Ángel Escobar no llegó a cumplir los 40, pero su obra poética es hoy ‒a un cuarto de siglo de su muerte‒ una de las que mayor atención merece de la crítica y con más interés buscan los lectores en bibliotecas y reediciones.
Quien escribe estas líneas se confiesa uno de esos lectores gustosos de la obra de Ángel Escobar, con quien coincidió muchos años atrás en algún que otro encuentro de la entonces Brigada Hermanos Saíz, institución de la cual Escobar fue uno de los miembros de su ejecutivo en la capital. Ya por entonces había ganado el Premio David de Poesía con un libro que todavía nos sorprende: Viejas palabras de uso, publicado en 1978.
Fue Escobar un intelectual de múltiple hacer. Se graduó de Arte Dramático en 1977 en la Escuela Nacional de Arte y en 1984 lo hizo en Artes Escénicas en el Instituto Superior de Arte. De su labor como dramaturgo queda la obra Ya nadie saluda al rey, estrenada en 1989. Y mencionemos que también publicó, en 1992, un volumen de relatos, Cuéntame lo que me pasa, además de que dejó inéditos otros textos del género ensayístico.
Pero es la cuerda poética la que nos desvela a un Ángel Escobar cuya autenticidad creadora deslumbra en su sencillez desgarradora y su desnudez autobiográfica, más allá de fórmulas o clisés.
Oiga, Maestro, quiero que me escuche
como si me estuviera muriendo
por si eso lo conmueve,
y que me dé un consejo.
Muérete de una vez,
me dijo el Maestro:
pero no puedo prometerte nada—
y menos un consejo—
porque los muertos son los peores.
(«Lo que buscábamos»)
Los libros de Ángel Escobar se suceden, el poeta es tenaz y halla en la palabra el modo de sofocar un tanto su fiebre interior. Quien lo lee descubre, cada vez más, la presencia de dos elementos: el amor a la esposa y compañera, y la muerte que ronda y destruye.
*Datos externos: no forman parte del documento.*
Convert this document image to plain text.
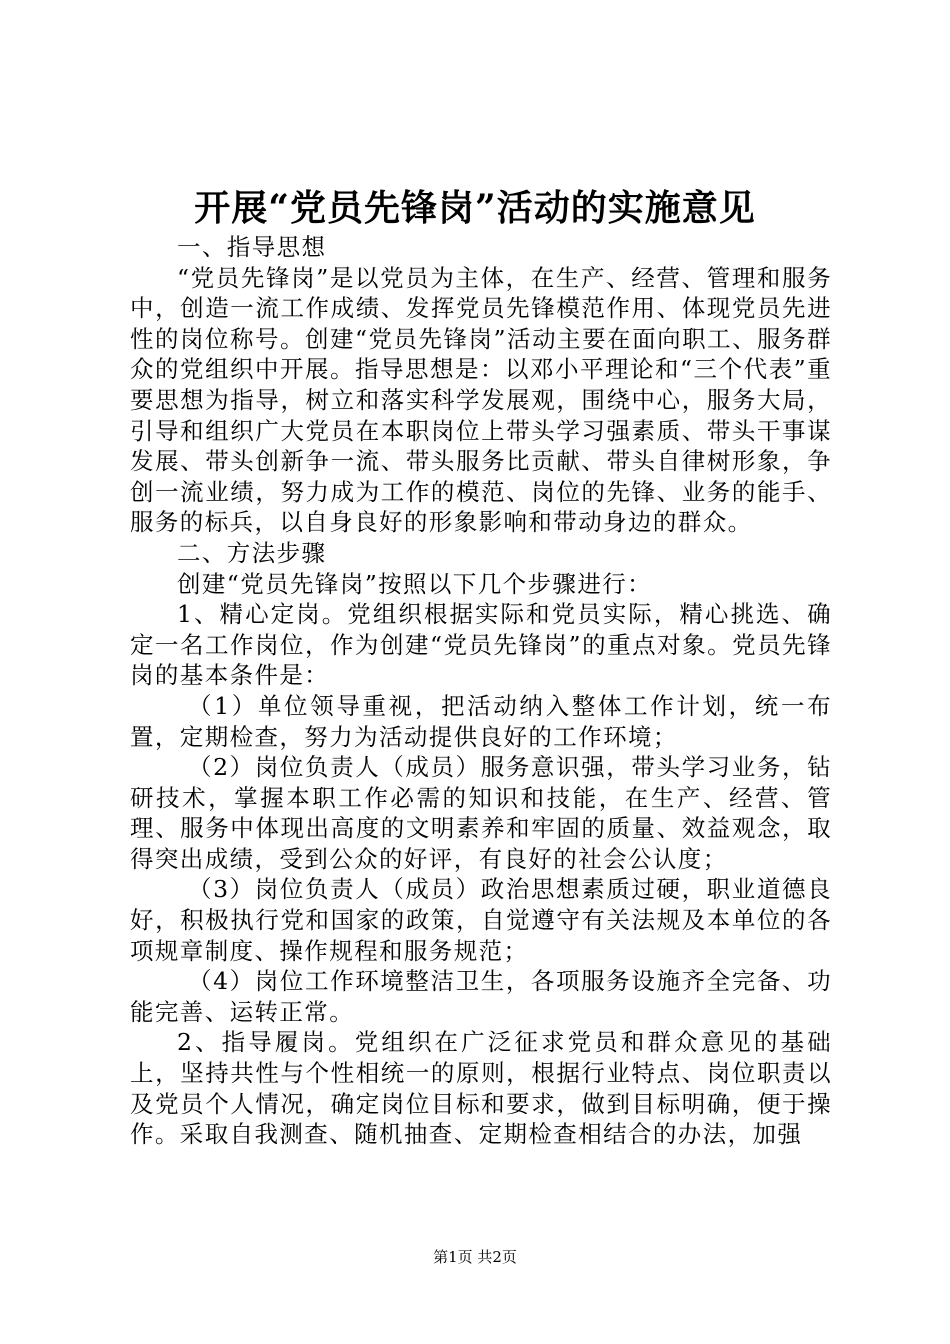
开展“党员先锋岗”活动的实施意见

一、指导思想

“党员先锋岗”是以党员为主体，在生产、经营、管理和服务中，创造一流工作成绩、发挥党员先锋模范作用、体现党员先进性的岗位称号。创建“党员先锋岗”活动主要在面向职工、服务群众的党组织中开展。指导思想是：以邓小平理论和“三个代表”重要思想为指导，树立和落实科学发展观，围绕中心，服务大局，引导和组织广大党员在本职岗位上带头学习强素质、带头干事谋发展、带头创新争一流、带头服务比贡献、带头自律树形象，争创一流业绩，努力成为工作的模范、岗位的先锋、业务的能手、服务的标兵，以自身良好的形象影响和带动身边的群众。

二、方法步骤

创建“党员先锋岗”按照以下几个步骤进行：

1、精心定岗。党组织根据实际和党员实际，精心挑选、确定一名工作岗位，作为创建“党员先锋岗”的重点对象。党员先锋岗的基本条件是：

（1）单位领导重视，把活动纳入整体工作计划，统一布置，定期检查，努力为活动提供良好的工作环境；

（2）岗位负责人（成员）服务意识强，带头学习业务，钻研技术，掌握本职工作必需的知识和技能，在生产、经营、管理、服务中体现出高度的文明素养和牢固的质量、效益观念，取得突出成绩，受到公众的好评，有良好的社会公认度；

（3）岗位负责人（成员）政治思想素质过硬，职业道德良好，积极执行党和国家的政策，自觉遵守有关法规及本单位的各项规章制度、操作规程和服务规范；

（4）岗位工作环境整洁卫生，各项服务设施齐全完备、功能完善、运转正常。

2、指导履岗。党组织在广泛征求党员和群众意见的基础上，坚持共性与个性相统一的原则，根据行业特点、岗位职责以及党员个人情况，确定岗位目标和要求，做到目标明确，便于操作。采取自我测查、随机抽查、定期检查相结合的办法，加强

第1页 共2页
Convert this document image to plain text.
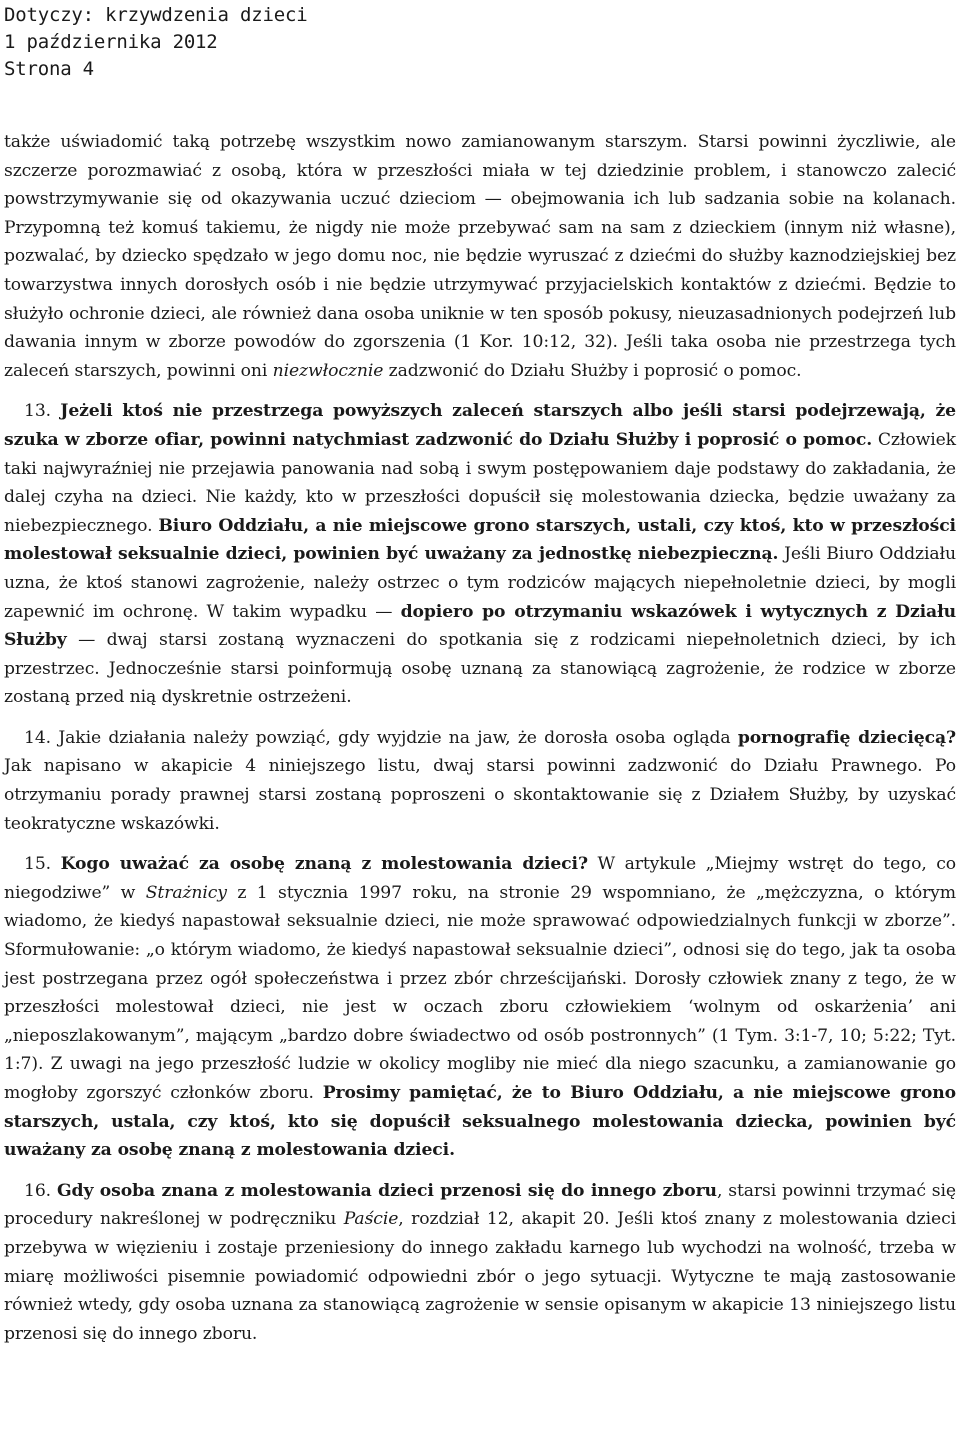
Dotyczy: krzywdzenia dzieci
1 października 2012
Strona 4

także uświadomić taką potrzebę wszystkim nowo zamianowanym starszym. Starsi powinni życzliwie, ale szczerze porozmawiać z osobą, która w przeszłości miała w tej dziedzinie problem, i stanowczo zalecić powstrzymywanie się od okazywania uczuć dzieciom — obejmowania ich lub sadzania sobie na kolanach. Przypomną też komuś takiemu, że nigdy nie może przebywać sam na sam z dzieckiem (innym niż własne), pozwalać, by dziecko spędzało w jego domu noc, nie będzie wyruszać z dziećmi do służby kaznodziejskiej bez towarzystwa innych dorosłych osób i nie będzie utrzymywać przyjacielskich kontaktów z dziećmi. Będzie to służyło ochronie dzieci, ale również dana osoba uniknie w ten sposób pokusy, nieuzasadnionych podejrzeń lub dawania innym w zborze powodów do zgorszenia (1 Kor. 10:12, 32). Jeśli taka osoba nie przestrzega tych zaleceń starszych, powinni oni niezwłocznie zadzwonić do Działu Służby i poprosić o pomoc.

13. Jeżeli ktoś nie przestrzega powyższych zaleceń starszych albo jeśli starsi podejrzewają, że szuka w zborze ofiar, powinni natychmiast zadzwonić do Działu Służby i poprosić o pomoc. Człowiek taki najwyraźniej nie przejawia panowania nad sobą i swym postępowaniem daje podstawy do zakładania, że dalej czyha na dzieci. Nie każdy, kto w przeszłości dopuścił się molestowania dziecka, będzie uważany za niebezpiecznego. Biuro Oddziału, a nie miejscowe grono starszych, ustali, czy ktoś, kto w przeszłości molestował seksualnie dzieci, powinien być uważany za jednostkę niebezpieczną. Jeśli Biuro Oddziału uzna, że ktoś stanowi zagrożenie, należy ostrzec o tym rodziców mających niepełnoletnie dzieci, by mogli zapewnić im ochronę. W takim wypadku — dopiero po otrzymaniu wskazówek i wytycznych z Działu Służby — dwaj starsi zostaną wyznaczeni do spotkania się z rodzicami niepełnoletnich dzieci, by ich przestrzec. Jednocześnie starsi poinformują osobę uznaną za stanowiącą zagrożenie, że rodzice w zborze zostaną przed nią dyskretnie ostrzeżeni.

14. Jakie działania należy powziąć, gdy wyjdzie na jaw, że dorosła osoba ogląda pornografię dziecięcą? Jak napisano w akapicie 4 niniejszego listu, dwaj starsi powinni zadzwonić do Działu Prawnego. Po otrzymaniu porady prawnej starsi zostaną poproszeni o skontaktowanie się z Działem Służby, by uzyskać teokratyczne wskazówki.

15. Kogo uważać za osobę znaną z molestowania dzieci? W artykule „Miejmy wstręt do tego, co niegodziwe” w Strażnicy z 1 stycznia 1997 roku, na stronie 29 wspomniano, że „mężczyzna, o którym wiadomo, że kiedyś napastował seksualnie dzieci, nie może sprawować odpowiedzialnych funkcji w zborze”. Sformułowanie: „o którym wiadomo, że kiedyś napastował seksualnie dzieci”, odnosi się do tego, jak ta osoba jest postrzegana przez ogół społeczeństwa i przez zbór chrześcijański. Dorosły człowiek znany z tego, że w przeszłości molestował dzieci, nie jest w oczach zboru człowiekiem ‘wolnym od oskarżenia’ ani „nieposzlakowanym”, mającym „bardzo dobre świadectwo od osób postronnych” (1 Tym. 3:1-7, 10; 5:22; Tyt. 1:7). Z uwagi na jego przeszłość ludzie w okolicy mogliby nie mieć dla niego szacunku, a zamianowanie go mogłoby zgorszyć członków zboru. Prosimy pamiętać, że to Biuro Oddziału, a nie miejscowe grono starszych, ustala, czy ktoś, kto się dopuścił seksualnego molestowania dziecka, powinien być uważany za osobę znaną z molestowania dzieci.

16. Gdy osoba znana z molestowania dzieci przenosi się do innego zboru, starsi powinni trzymać się procedury nakreślonej w podręczniku Paście, rozdział 12, akapit 20. Jeśli ktoś znany z molestowania dzieci przebywa w więzieniu i zostaje przeniesiony do innego zakładu karnego lub wychodzi na wolność, trzeba w miarę możliwości pisemnie powiadomić odpowiedni zbór o jego sytuacji. Wytyczne te mają zastosowanie również wtedy, gdy osoba uznana za stanowiącą zagrożenie w sensie opisanym w akapicie 13 niniejszego listu przenosi się do innego zboru.
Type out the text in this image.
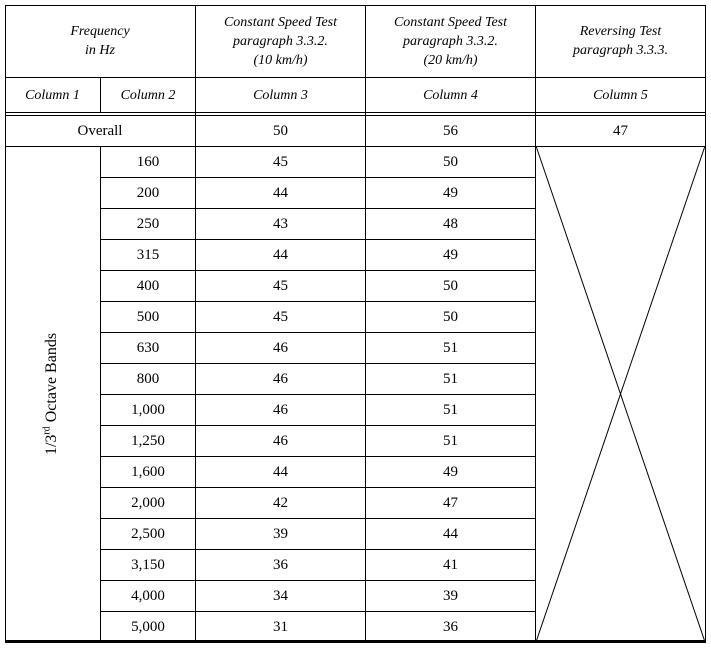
Frequency
in Hz
Constant Speed Test
paragraph 3.3.2.
(10 km/h)
Constant Speed Test
paragraph 3.3.2.
(20 km/h)
Reversing Test
paragraph 3.3.3.
Column 1	Column 2	Column 3	Column 4	Column 5
Overall	50	56	47
1/3rd Octave Bands
160	45	50
200	44	49
250	43	48
315	44	49
400	45	50
500	45	50
630	46	51
800	46	51
1,000	46	51
1,250	46	51
1,600	44	49
2,000	42	47
2,500	39	44
3,150	36	41
4,000	34	39
5,000	31	36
Señala el crítico y ensayista Enrique Saínz, quien tuvo a su cargo el prólogo de la Poesía completa de Ángel Escobar (Ediciones Unión, 2006), que son los suyos «poemas de un hombre en perpetuo desasosiego, poseído por un mal incurable y devastador que apenas le permitió entrever y disfrutar algunos momentos de paz y sosiego».
Premios David y Roberto Branly de la Uneac en 1978 y 1985, respectivamente, cada libro eslabona nuevos elementos en la vida del autor. Están ahí Epílogo famoso (1985); Allegro de sonata (1987); La vía pública (1987); Malos pasos (1991); Todavía (1991); Abuso de confianza (1992); Cuando salí de La Habana (1996); El examen no ha terminado (1997) [del cual se ha tomado el poema que acompaña estas notas] y La sombra del decir (1997).
Estoy parado en esta esquina
entre la cordillera y el mar,
entre el sur y el desierto.
Soy pobre, pero no puedo vender mi pobreza,
ni cambiarla por un augurio.
Seguramente estoy esperando algo
parado en esta esquina del mundo,
pero ya no sé qué. Quisiera
ser una chispa en algún fogón,
en alguna cocinería, en el campo.
(…) Ahora estoy parado en esta esquina –
entre una rodilla rota y un latón de basura,
entre un paredón y un diente de menos.
Hablo con calma, solo; ni siquiera puedo ser
un mendigo: no tengo dones para eso.
(«El anciano»)
De «tortuosa, inclemente, suicida» llama Efraín Rodríguez Santana a la poesía de su amigo entrañable. Guantanamero de nacimiento (el 3 de marzo de 1957), y con raíces familiares —traumas, dolores, visiones— tan profundas en su espíritu como para no abandonarlo jamás, Ángel Escobar se suicidó en La Habana el 14 de febrero de 1997.
Esta muerte, que para él es un grito de libertad del cuerpo atenazado por el espíritu, llega para Ángel Escobar en plena madurez, cuando su obra ha revelado ya los hallazgos más notables de un carácter, personalidad y talento singulares dentro de la literatura cubana de la segunda mitad del siglo XX. Invitar a la lectura de los versos de este autor no es una mera propuesta, diríase mejor que una obligación asumida con entera responsabilidad.